On 3 August Transport for London announced that it had awarded sole bidder Thales the GBP760m signalling and train control systems contract for London Underground’s Circle, District, Metropolitan and Hammersmith & City lines. Known as the Sub-Surface Lines (SSL), the four lines total around 184 route km (114 miles) and carry 1.3m passengers each day.
Work is expected to begin later this year, with the first increase in capacity delivered on the Circle line in 2021, and allowing a frequency increase to 32 trains/hour in central London by 2022. The final improvements would come in 2023, with an increase in peak and off-peak services on the Metropolitan line. “Once completed, around 60% of the London Underground will have been modernised using Thales signalling technology”, said Thales Chairman & CEO Patrice Caine.
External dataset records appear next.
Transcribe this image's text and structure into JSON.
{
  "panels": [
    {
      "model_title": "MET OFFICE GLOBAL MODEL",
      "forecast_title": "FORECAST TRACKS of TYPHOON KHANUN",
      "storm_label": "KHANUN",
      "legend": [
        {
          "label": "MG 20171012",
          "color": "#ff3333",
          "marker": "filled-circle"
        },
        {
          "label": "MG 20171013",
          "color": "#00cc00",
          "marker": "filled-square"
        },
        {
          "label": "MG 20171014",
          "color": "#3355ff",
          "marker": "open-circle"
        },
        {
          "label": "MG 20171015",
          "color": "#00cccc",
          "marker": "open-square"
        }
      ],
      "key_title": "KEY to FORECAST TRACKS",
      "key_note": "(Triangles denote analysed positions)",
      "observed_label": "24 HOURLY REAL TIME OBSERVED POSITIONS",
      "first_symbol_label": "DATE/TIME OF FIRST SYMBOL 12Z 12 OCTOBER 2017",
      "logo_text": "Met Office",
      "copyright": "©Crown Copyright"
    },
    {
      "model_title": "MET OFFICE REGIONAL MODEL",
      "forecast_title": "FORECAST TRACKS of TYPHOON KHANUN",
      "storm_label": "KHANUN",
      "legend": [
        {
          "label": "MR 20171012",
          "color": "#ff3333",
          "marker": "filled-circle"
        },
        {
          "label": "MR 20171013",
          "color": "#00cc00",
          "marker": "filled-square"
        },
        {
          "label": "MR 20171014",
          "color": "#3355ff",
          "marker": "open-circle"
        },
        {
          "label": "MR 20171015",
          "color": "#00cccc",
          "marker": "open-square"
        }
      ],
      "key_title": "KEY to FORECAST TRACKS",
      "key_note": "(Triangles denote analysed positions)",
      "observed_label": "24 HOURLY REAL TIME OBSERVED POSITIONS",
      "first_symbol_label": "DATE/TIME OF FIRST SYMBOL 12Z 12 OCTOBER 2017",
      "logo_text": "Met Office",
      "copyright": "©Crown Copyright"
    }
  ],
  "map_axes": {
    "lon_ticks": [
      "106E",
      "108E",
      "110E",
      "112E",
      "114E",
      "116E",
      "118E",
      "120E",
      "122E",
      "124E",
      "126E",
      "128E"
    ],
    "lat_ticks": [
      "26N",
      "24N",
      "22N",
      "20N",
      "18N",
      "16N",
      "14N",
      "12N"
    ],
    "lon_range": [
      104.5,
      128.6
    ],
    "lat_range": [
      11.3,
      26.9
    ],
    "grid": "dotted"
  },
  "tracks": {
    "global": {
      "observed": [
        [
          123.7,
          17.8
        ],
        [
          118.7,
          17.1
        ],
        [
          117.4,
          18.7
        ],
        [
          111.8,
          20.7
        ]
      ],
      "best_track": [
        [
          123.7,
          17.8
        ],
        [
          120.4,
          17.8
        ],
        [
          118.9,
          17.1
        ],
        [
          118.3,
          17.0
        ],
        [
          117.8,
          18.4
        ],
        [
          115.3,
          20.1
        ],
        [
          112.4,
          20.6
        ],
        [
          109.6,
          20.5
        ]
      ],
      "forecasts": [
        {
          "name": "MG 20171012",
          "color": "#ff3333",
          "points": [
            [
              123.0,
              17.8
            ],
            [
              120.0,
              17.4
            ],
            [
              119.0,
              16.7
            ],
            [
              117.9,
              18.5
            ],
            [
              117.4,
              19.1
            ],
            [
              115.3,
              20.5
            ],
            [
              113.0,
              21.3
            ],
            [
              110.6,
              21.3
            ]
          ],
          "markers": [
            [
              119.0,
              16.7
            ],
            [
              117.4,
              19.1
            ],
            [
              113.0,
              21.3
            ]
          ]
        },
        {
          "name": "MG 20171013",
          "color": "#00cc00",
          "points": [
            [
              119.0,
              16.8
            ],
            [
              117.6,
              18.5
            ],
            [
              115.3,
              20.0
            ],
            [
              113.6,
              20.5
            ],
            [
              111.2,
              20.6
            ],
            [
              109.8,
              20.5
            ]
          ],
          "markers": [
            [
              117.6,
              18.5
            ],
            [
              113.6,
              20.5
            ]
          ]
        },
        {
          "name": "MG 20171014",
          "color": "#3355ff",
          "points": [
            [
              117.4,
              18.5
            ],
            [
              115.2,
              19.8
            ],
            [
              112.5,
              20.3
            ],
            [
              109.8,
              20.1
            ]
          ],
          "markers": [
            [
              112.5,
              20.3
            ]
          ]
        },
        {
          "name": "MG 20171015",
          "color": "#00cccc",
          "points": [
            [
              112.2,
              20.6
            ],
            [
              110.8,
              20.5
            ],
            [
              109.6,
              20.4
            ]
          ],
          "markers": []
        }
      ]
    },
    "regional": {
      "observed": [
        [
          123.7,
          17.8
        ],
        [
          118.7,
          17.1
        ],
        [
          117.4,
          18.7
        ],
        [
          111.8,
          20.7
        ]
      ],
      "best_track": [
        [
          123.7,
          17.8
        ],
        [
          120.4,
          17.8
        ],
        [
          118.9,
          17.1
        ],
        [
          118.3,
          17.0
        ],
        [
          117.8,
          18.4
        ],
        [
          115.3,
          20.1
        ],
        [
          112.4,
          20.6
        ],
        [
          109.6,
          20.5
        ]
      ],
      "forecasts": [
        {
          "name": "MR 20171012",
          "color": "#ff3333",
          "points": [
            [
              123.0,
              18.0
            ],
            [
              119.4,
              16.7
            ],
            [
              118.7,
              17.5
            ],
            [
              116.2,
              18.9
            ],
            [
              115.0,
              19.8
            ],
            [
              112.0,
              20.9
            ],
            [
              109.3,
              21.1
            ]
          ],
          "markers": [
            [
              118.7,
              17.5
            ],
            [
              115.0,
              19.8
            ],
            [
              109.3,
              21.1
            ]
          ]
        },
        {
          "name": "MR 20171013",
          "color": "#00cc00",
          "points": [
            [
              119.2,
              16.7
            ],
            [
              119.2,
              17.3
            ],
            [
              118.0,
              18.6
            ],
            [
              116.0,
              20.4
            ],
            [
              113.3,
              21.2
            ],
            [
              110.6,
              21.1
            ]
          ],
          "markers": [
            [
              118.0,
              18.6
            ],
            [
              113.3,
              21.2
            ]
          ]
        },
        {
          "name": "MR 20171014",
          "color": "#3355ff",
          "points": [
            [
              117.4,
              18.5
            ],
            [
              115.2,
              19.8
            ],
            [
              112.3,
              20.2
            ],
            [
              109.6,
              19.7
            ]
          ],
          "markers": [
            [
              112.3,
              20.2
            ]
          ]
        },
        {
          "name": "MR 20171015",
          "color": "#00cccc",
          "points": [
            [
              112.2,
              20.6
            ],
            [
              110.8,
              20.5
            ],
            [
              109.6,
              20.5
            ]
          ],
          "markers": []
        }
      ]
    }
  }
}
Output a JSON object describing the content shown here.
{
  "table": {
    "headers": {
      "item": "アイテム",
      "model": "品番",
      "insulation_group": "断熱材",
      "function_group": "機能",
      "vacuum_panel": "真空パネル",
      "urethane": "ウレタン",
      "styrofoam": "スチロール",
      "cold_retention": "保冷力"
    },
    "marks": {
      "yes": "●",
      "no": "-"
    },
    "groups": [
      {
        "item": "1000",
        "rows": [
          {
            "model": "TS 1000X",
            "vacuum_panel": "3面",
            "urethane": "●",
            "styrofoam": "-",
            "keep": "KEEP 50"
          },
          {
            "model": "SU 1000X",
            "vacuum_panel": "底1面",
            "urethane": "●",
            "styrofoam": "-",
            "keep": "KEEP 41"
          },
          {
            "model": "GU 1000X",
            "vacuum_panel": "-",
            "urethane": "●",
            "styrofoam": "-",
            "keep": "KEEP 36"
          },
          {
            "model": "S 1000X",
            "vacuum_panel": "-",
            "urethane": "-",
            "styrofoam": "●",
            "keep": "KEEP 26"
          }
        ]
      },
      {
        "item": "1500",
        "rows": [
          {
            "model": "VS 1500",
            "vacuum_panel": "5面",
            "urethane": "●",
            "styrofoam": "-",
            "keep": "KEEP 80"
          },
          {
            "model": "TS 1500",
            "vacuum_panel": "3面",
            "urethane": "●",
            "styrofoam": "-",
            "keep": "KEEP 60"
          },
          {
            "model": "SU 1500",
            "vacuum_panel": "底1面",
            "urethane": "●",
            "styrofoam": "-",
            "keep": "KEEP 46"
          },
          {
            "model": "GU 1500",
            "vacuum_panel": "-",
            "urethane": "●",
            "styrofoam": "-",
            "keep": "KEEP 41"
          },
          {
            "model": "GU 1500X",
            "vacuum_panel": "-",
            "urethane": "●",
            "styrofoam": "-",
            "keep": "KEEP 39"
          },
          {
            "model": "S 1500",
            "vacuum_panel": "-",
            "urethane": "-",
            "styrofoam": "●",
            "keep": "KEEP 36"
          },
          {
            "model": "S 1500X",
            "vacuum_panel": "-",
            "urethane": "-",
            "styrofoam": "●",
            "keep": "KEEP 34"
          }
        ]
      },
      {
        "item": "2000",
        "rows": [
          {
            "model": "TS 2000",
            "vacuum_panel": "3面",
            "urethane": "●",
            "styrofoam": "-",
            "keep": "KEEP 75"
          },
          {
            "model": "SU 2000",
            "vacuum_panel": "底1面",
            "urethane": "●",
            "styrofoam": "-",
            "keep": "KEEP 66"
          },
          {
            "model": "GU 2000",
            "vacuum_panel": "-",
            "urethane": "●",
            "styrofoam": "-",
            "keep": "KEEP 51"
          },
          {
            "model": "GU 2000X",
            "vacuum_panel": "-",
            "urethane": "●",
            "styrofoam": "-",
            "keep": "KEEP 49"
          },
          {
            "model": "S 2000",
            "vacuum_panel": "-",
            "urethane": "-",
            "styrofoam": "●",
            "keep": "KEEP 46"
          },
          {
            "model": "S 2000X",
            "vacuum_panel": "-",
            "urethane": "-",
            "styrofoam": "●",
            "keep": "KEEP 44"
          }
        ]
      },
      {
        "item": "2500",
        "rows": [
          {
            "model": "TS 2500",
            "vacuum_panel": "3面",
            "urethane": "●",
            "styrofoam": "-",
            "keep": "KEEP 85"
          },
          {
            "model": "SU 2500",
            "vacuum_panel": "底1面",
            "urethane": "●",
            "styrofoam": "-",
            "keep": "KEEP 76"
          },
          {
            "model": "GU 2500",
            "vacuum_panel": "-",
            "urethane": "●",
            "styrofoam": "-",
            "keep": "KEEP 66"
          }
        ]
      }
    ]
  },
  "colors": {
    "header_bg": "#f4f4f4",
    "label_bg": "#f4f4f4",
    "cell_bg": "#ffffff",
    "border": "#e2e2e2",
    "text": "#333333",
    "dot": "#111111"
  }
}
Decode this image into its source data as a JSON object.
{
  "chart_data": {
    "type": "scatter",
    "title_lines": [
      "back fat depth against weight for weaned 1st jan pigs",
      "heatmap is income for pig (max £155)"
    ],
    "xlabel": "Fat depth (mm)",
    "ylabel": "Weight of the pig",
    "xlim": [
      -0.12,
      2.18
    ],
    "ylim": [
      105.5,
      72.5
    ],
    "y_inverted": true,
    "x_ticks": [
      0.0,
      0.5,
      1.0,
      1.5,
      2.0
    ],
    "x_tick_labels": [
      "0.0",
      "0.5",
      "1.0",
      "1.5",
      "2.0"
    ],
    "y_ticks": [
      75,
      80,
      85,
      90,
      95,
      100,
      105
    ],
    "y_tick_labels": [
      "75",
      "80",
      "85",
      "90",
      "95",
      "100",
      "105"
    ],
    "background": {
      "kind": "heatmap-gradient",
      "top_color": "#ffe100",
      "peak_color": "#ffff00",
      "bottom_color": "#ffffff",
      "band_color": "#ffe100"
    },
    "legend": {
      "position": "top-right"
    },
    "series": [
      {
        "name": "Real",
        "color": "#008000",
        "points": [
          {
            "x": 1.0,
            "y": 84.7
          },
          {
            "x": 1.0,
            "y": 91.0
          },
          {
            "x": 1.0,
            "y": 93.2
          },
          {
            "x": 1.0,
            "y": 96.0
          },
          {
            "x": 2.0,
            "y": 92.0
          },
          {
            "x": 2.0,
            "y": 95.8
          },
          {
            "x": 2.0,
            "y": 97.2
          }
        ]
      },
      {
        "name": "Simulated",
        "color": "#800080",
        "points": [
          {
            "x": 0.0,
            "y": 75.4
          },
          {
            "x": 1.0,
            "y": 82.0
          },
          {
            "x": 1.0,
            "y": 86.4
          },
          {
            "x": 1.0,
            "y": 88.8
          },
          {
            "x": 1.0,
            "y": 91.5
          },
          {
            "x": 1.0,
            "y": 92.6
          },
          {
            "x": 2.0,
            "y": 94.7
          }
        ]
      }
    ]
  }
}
The award replaces a GBP345m contract with Bombardier, terminated in December 2013 with TfL saying the ‘complex nature of the railway’ meant that the supplier’s programme ‘was simply not progressing and there was no guarantee it would have worked’. Although marking a significant cost increase, TfL claims this is 18% less per km than ‘the successful modernisation of the Northern line which was around half the cost of the Jubilee and Victoria line modernisations delivered under the flawed public-private partnership arrangements, ended by the Mayor five years ago.’
The significant project is part of the four-line GBP5.41bn modernisation programme that includes 191 new modern air-conditioned walk-through trains. Once the SSL have been modernised, work would begin to introduce new trains and control systems for the Piccadilly, Central, Bakerloo and Waterloo and City lines.